Greek Etiquette for Foreign Visitors to Mykonos — A Practical Guide
Small cultural details that make a real difference in how you're treated by restaurants, hotel staff, and locals across the Cyclades.

Mykonos is a global luxury destination but the people who run its restaurants, hotels, and shops are still Greek — and Greek hospitality has its own rules. Foreign visitors who pick up a few of them get noticeably better treatment, and the difference compounds over a longer trip.
Tipping
Service charge is sometimes included (look at the bill), often not. The standard tip on a meal is 10% if the service was good; 15% for exceptional. Cash is preferred — staff don't always see card tips.
For more on practical tipping see our Mykonos travel guide.
Dining Timing
Greeks eat late. Lunch is at 14:30-15:30, dinner is at 22:00-23:00. Going to dinner at 19:00 in summer marks you as a confused tourist — and the kitchens are often not in full swing. Wait until 21:00 minimum.

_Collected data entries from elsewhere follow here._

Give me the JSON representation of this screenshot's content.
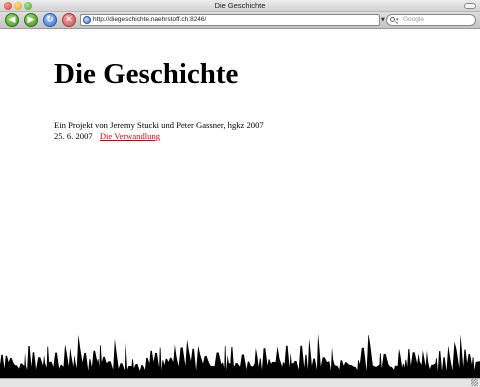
{
  "window": {
    "title": "Die Geschichte"
  },
  "toolbar": {
    "back_icon": "back-arrow-icon",
    "forward_icon": "forward-arrow-icon",
    "reload_icon": "reload-icon",
    "stop_icon": "stop-icon",
    "url": "http://diegeschichte.naehrstoff.ch:8246/",
    "search_placeholder": "Google"
  },
  "page": {
    "title": "Die Geschichte",
    "credit": "Ein Projekt von Jeremy Stucki und Peter Gassner, hgkz 2007",
    "entries": [
      {
        "date": "25. 6. 2007",
        "link_text": "Die Verwandlung"
      }
    ]
  },
  "colors": {
    "link": "#e60000",
    "crowd": "#000000"
  }
}
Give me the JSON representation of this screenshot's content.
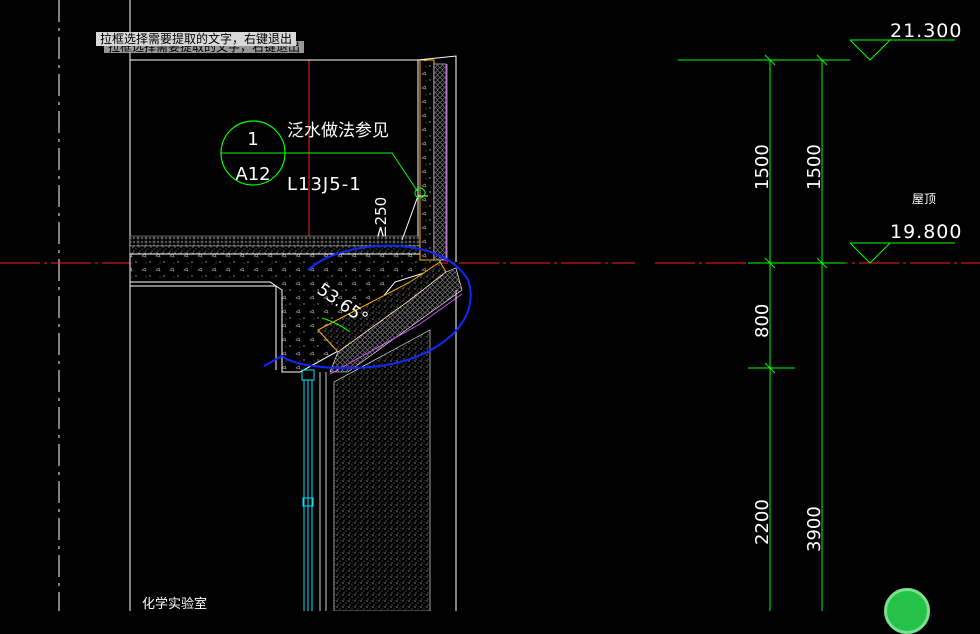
{
  "toolbar_hint": {
    "prompt_text": "拉框选择需要提取的文字，右键退出",
    "ghost_text": "拉框选择需要提取的文字，右键退出"
  },
  "detail_callout": {
    "number": "1",
    "sheet": "A12",
    "note": "泛水做法参见",
    "reference": "L13J5-1"
  },
  "annotations": {
    "min_height": "≥250",
    "angle": "53.65°",
    "room_name": "化学实验室"
  },
  "elevations": {
    "top_level": "21.300",
    "roof_label": "屋顶",
    "roof_level": "19.800"
  },
  "dimensions": {
    "inner_column": [
      "1500",
      "800",
      "2200"
    ],
    "outer_column": [
      "1500",
      "3900"
    ]
  },
  "colors": {
    "background": "#000000",
    "dimension": "#00ff00",
    "text": "#ffffff",
    "axis": "#ff0000",
    "structure": "#ffffff",
    "insulation": "#ffb000",
    "membrane": "#d050ff",
    "glazing": "#00e5ff",
    "markup": "#1028ff"
  }
}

This is partly why our dinner-date bookings usually start at 21:00-21:30 — both you and your companion get the actual restaurant experience instead of the warm-up one.
Dress Code
Mykonos is dressy in summer evenings — linen, refined dresses, no flip-flops at restaurants in Chora after 19:00. Beach clubs allow more casual but elevated swimwear (no surf shorts; refined linen).

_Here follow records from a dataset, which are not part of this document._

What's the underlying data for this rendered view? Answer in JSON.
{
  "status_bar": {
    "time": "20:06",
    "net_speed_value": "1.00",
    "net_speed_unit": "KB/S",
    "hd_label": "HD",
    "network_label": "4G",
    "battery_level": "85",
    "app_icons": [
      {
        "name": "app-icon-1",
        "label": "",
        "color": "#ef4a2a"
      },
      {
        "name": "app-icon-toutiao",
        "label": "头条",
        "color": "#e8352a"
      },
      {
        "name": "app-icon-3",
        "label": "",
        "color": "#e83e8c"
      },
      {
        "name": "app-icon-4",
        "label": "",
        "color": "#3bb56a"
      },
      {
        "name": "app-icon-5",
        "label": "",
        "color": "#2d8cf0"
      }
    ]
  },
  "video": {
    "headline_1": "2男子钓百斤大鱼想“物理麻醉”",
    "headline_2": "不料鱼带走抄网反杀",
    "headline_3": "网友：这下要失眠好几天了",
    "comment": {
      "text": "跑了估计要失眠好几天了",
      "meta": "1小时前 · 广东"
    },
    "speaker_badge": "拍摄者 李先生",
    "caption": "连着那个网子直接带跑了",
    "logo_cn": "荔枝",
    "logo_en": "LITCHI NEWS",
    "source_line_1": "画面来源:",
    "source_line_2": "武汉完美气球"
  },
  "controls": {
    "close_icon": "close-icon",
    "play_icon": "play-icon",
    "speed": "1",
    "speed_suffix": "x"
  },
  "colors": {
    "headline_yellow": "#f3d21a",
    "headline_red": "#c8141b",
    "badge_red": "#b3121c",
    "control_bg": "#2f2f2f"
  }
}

For very high-end venues (Belvedere, Nobu, some Nammos reservations) the dress code is genuinely strict during August. Tell our concierge your venue and we'll brief you.
Speaking Greek
Even three phrases (kalimera = good morning, efcharistó = thanks, parakaló = please/you're welcome) shift the energy noticeably. No one expects you to speak Greek, but the gesture is appreciated. "Yamas" before drinks is universal.
Hotel Staff & Discretion
Greek hospitality is direct but discreet. Hotel staff at major Mykonos properties are well-trained to mind their own business about adult guests — see our safety and discretion guide for more.

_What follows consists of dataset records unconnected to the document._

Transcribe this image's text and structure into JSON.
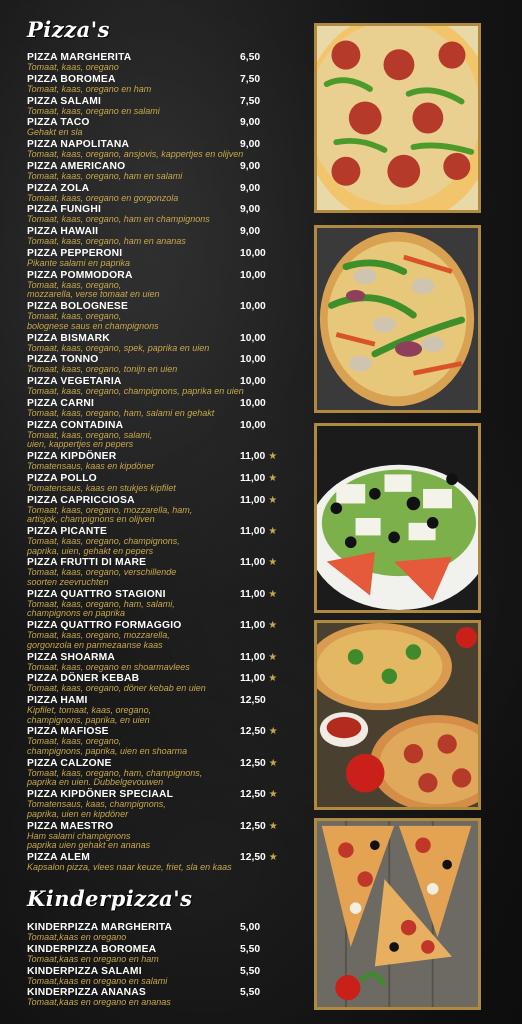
{
  "pizzas": {
    "heading": "Pizza's",
    "items": [
      {
        "name": "PIZZA MARGHERITA",
        "price": "6,50",
        "star": false,
        "desc": [
          "Tomaat, kaas, oregano"
        ]
      },
      {
        "name": "PIZZA BOROMEA",
        "price": "7,50",
        "star": false,
        "desc": [
          "Tomaat, kaas, oregano en ham"
        ]
      },
      {
        "name": "PIZZA SALAMI",
        "price": "7,50",
        "star": false,
        "desc": [
          "Tomaat, kaas, oregano en salami"
        ]
      },
      {
        "name": "PIZZA TACO",
        "price": "9,00",
        "star": false,
        "desc": [
          "Gehakt en sla"
        ]
      },
      {
        "name": "PIZZA NAPOLITANA",
        "price": "9,00",
        "star": false,
        "desc": [
          "Tomaat, kaas, oregano, ansjovis, kappertjes en olijven"
        ]
      },
      {
        "name": "PIZZA AMERICANO",
        "price": "9,00",
        "star": false,
        "desc": [
          "Tomaat, kaas, oregano, ham en salami"
        ]
      },
      {
        "name": "PIZZA ZOLA",
        "price": "9,00",
        "star": false,
        "desc": [
          "Tomaat, kaas, oregano en gorgonzola"
        ]
      },
      {
        "name": "PIZZA FUNGHI",
        "price": "9,00",
        "star": false,
        "desc": [
          "Tomaat, kaas, oregano, ham en champignons"
        ]
      },
      {
        "name": "PIZZA HAWAII",
        "price": "9,00",
        "star": false,
        "desc": [
          "Tomaat, kaas, oregano, ham en ananas"
        ]
      },
      {
        "name": "PIZZA PEPPERONI",
        "price": "10,00",
        "star": false,
        "desc": [
          "Pikante salami en paprika"
        ]
      },
      {
        "name": "PIZZA POMMODORA",
        "price": "10,00",
        "star": false,
        "desc": [
          "Tomaat, kaas, oregano,",
          "mozzarella, verse tomaat en uien"
        ]
      },
      {
        "name": "PIZZA BOLOGNESE",
        "price": "10,00",
        "star": false,
        "desc": [
          "Tomaat, kaas, oregano,",
          "bolognese saus en champignons"
        ]
      },
      {
        "name": "PIZZA BISMARK",
        "price": "10,00",
        "star": false,
        "desc": [
          "Tomaat, kaas, oregano, spek, paprika en uien"
        ]
      },
      {
        "name": "PIZZA TONNO",
        "price": "10,00",
        "star": false,
        "desc": [
          "Tomaat, kaas, oregano, tonijn en uien"
        ]
      },
      {
        "name": "PIZZA VEGETARIA",
        "price": "10,00",
        "star": false,
        "desc": [
          "Tomaat, kaas, oregano, champignons, paprika en uien"
        ]
      },
      {
        "name": "PIZZA CARNI",
        "price": "10,00",
        "star": false,
        "desc": [
          "Tomaat, kaas, oregano, ham, salami en gehakt"
        ]
      },
      {
        "name": "PIZZA CONTADINA",
        "price": "10,00",
        "star": false,
        "desc": [
          "Tomaat, kaas, oregano, salami,",
          "uien, kappertjes en pepers"
        ]
      },
      {
        "name": "PIZZA KIPDÖNER",
        "price": "11,00",
        "star": true,
        "desc": [
          "Tomatensaus, kaas en kipdöner"
        ]
      },
      {
        "name": "PIZZA POLLO",
        "price": "11,00",
        "star": true,
        "desc": [
          "Tomatensaus, kaas en stukjes kipfilet"
        ]
      },
      {
        "name": "PIZZA CAPRICCIOSA",
        "price": "11,00",
        "star": true,
        "desc": [
          "Tomaat, kaas, oregano, mozzarella, ham,",
          "artisjok, champignons en olijven"
        ]
      },
      {
        "name": "PIZZA PICANTE",
        "price": "11,00",
        "star": true,
        "desc": [
          "Tomaat, kaas, oregano, champignons,",
          "paprika, uien, gehakt en pepers"
        ]
      },
      {
        "name": "PIZZA FRUTTI DI MARE",
        "price": "11,00",
        "star": true,
        "desc": [
          "Tomaat, kaas, oregano, verschillende",
          "soorten zeevruchten"
        ]
      },
      {
        "name": "PIZZA QUATTRO STAGIONI",
        "price": "11,00",
        "star": true,
        "desc": [
          "Tomaat, kaas, oregano, ham, salami,",
          "champignons en paprika"
        ]
      },
      {
        "name": "PIZZA QUATTRO FORMAGGIO",
        "price": "11,00",
        "star": true,
        "desc": [
          "Tomaat, kaas, oregano, mozzarella,",
          "gorgonzola en parmezaanse kaas"
        ]
      },
      {
        "name": "PIZZA SHOARMA",
        "price": "11,00",
        "star": true,
        "desc": [
          "Tomaat, kaas, oregano en shoarmavlees"
        ]
      },
      {
        "name": "PIZZA DÖNER KEBAB",
        "price": "11,00",
        "star": true,
        "desc": [
          "Tomaat, kaas, oregano, döner kebab en uien"
        ]
      },
      {
        "name": "PIZZA HAMI",
        "price": "12,50",
        "star": false,
        "desc": [
          "Kipfilet, tomaat, kaas, oregano,",
          "champignons, paprika, en uien"
        ]
      },
      {
        "name": "PIZZA MAFIOSE",
        "price": "12,50",
        "star": true,
        "desc": [
          "Tomaat, kaas, oregano,",
          "champignons, paprika, uien en shoarma"
        ]
      },
      {
        "name": "PIZZA CALZONE",
        "price": "12,50",
        "star": true,
        "desc": [
          "Tomaat, kaas, oregano, ham, champignons,",
          "paprika en uien. Dubbelgevouwen"
        ]
      },
      {
        "name": "PIZZA KIPDÖNER SPECIAAL",
        "price": "12,50",
        "star": true,
        "desc": [
          "Tomatensaus, kaas, champignons,",
          "paprika, uien en kipdöner"
        ]
      },
      {
        "name": "PIZZA MAESTRO",
        "price": "12,50",
        "star": true,
        "desc": [
          "Ham salami champignons",
          "paprika uien gehakt en ananas"
        ]
      },
      {
        "name": "PIZZA ALEM",
        "price": "12,50",
        "star": true,
        "desc": [
          "Kapsalon pizza, vlees naar keuze, friet, sla en kaas"
        ]
      }
    ]
  },
  "kids": {
    "heading": "Kinderpizza's",
    "items": [
      {
        "name": "KINDERPIZZA MARGHERITA",
        "price": "5,00",
        "star": false,
        "desc": [
          "Tomaat,kaas en oregano"
        ]
      },
      {
        "name": "KINDERPIZZA BOROMEA",
        "price": "5,50",
        "star": false,
        "desc": [
          "Tomaat,kaas en oregano en ham"
        ]
      },
      {
        "name": "KINDERPIZZA SALAMI",
        "price": "5,50",
        "star": false,
        "desc": [
          "Tomaat,kaas en oregano en salami"
        ]
      },
      {
        "name": "KINDERPIZZA ANANAS",
        "price": "5,50",
        "star": false,
        "desc": [
          "Tomaat,kaas en oregano en ananas"
        ]
      }
    ]
  },
  "star_symbol": "★",
  "colors": {
    "accent": "#c9a84a",
    "frame": "#b08a3e",
    "background": "#171717"
  },
  "photos": [
    "pizza-salami-photo",
    "pizza-vegetaria-photo",
    "greek-salad-photo",
    "pizza-assortment-photo",
    "pizza-slices-photo"
  ]
}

Don't apologise for asking for things. If you need a table, a transfer, a recommendation — ask plainly. The staff will sort it out. Hovering and over-explaining marks you as nervous.
Photography
Don't photograph locals (especially older women in villages) without asking. In Chora the famous pelicans are public; the older shop owners are not. A nod and a "may I?" is enough.
The Long Game
The biggest etiquette point for repeat visitors: Mykonos is small. Restaurant managers, hotel staff, and concierge teams all know each other and remember regulars. Being polite, generous, and discreet on year one means doors open further on year two. Our long-term clients benefit from this network compounding effect — and so do their evenings.